Oct. 21 (Bloomberg) -- The amount of water discovered on the moon last year when scientists purposely slammed a rocket into the lunar south pole may be enough to help set up a space fueling station, according to latest data from the mission.
The National Aeronautics and Space Administration crashed the Centaur rocket into a crater called Cabeus, kicking up about two tons of material estimated to contain 5.6 percent water, according to reports in the journal Science. That’s more water by mass than in the Sahara desert, which has 2 to 3 percent.
There may be sufficient water to separate into its component parts, hydrogen and oxygen, and use the hydrogen for rocket fuel, said Anthony Colaprete, a planetary scientist for NASA at the Ames Research Laboratory in California and an author of three of the papers. That could mean the moon would be useful as a launching point for missions to other destinations, such as a moon of Saturn or Jupiter.
“We didn’t know the moon after all,” said Peter Schultz, a planetary geologist at Brown University in Providence, Rhode Island and author of two of the papers, in a telephone interview. “It’s like there was a different face and it was hidden in a treasure trove.”
Also found were carbon monoxide, carbon dioxide, ammonia, silver and mercury.
Moon Ideal Stop-Over
The moon is an ideal stop-over because its gravity is one-sixth of earth’s, and about 2 million pounds of fuel are required to get into low earth orbit, Colaprete said.
“Once you get off earth, you’ve used a certain amount of fuel, and if you want to go somewhere else, you have to bring that fuel, but that makes it even harder to get off earth,” Colaprete said. “If you can find resources on the moon, or anywhere else, we can use them to generate fuel in space, and use that infrastructure to bring humans to other places.”
Only half a percent of ice by mass would be enough to make it worthwhile to extract water and separate it into its principal components, Colaprete said. And water is better than other forms of hydrogen because it takes less energy to separate from oxygen than to take out hydrogen bound in rock, he said.

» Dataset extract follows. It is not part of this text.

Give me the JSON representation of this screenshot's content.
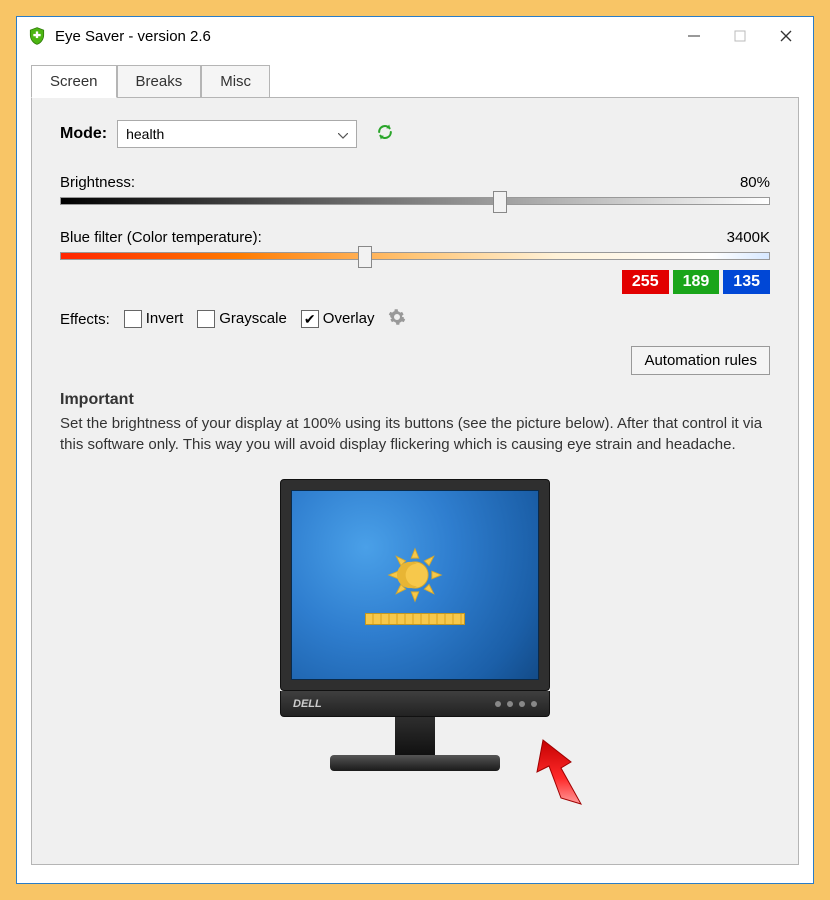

Other elements found in the crater were unexpected, Schultz said. The most likely explanation is that they were generated or left by impacts from meteorites or comets, although the moon once had active volcanoes, which may have generated some of the compounds.
The papers stem from the Lunar Crater Observation and Sensing Satellite. The LCROSS mission slammed the spent rocket into a crater where hydrogen had been detected. The impact tossed up about six feet of lunar material more than half a mile above the crater floor, high enough to be seen in the sunlight.
For about four minutes, the plume was measured using nearby instruments. The amount measured was almost two tons, according to the reports.
Cabeus is near the south pole of the moon, and is permanently in shadow. Unlike other parts of the moon, which have 14 earth days of sunlight followed by 14 of darkness, the poles have sunlight about 80 or 90 percent of the time, Colaprete said. That makes for better conditions for setting up explorations, as well as a stop-over point.
“One possible architecture is a base in the illuminated regions and then you can drive to the dark regions, which are not too far away,” Colaprete said. “It’s a really extreme environment, where you can quickly go from 70 to 80 percent sunlight to permanent shadow.”
The next questions scientists want to address are where else ice might be on the moon, as well as what the environment around the impact site is like, Schultz said.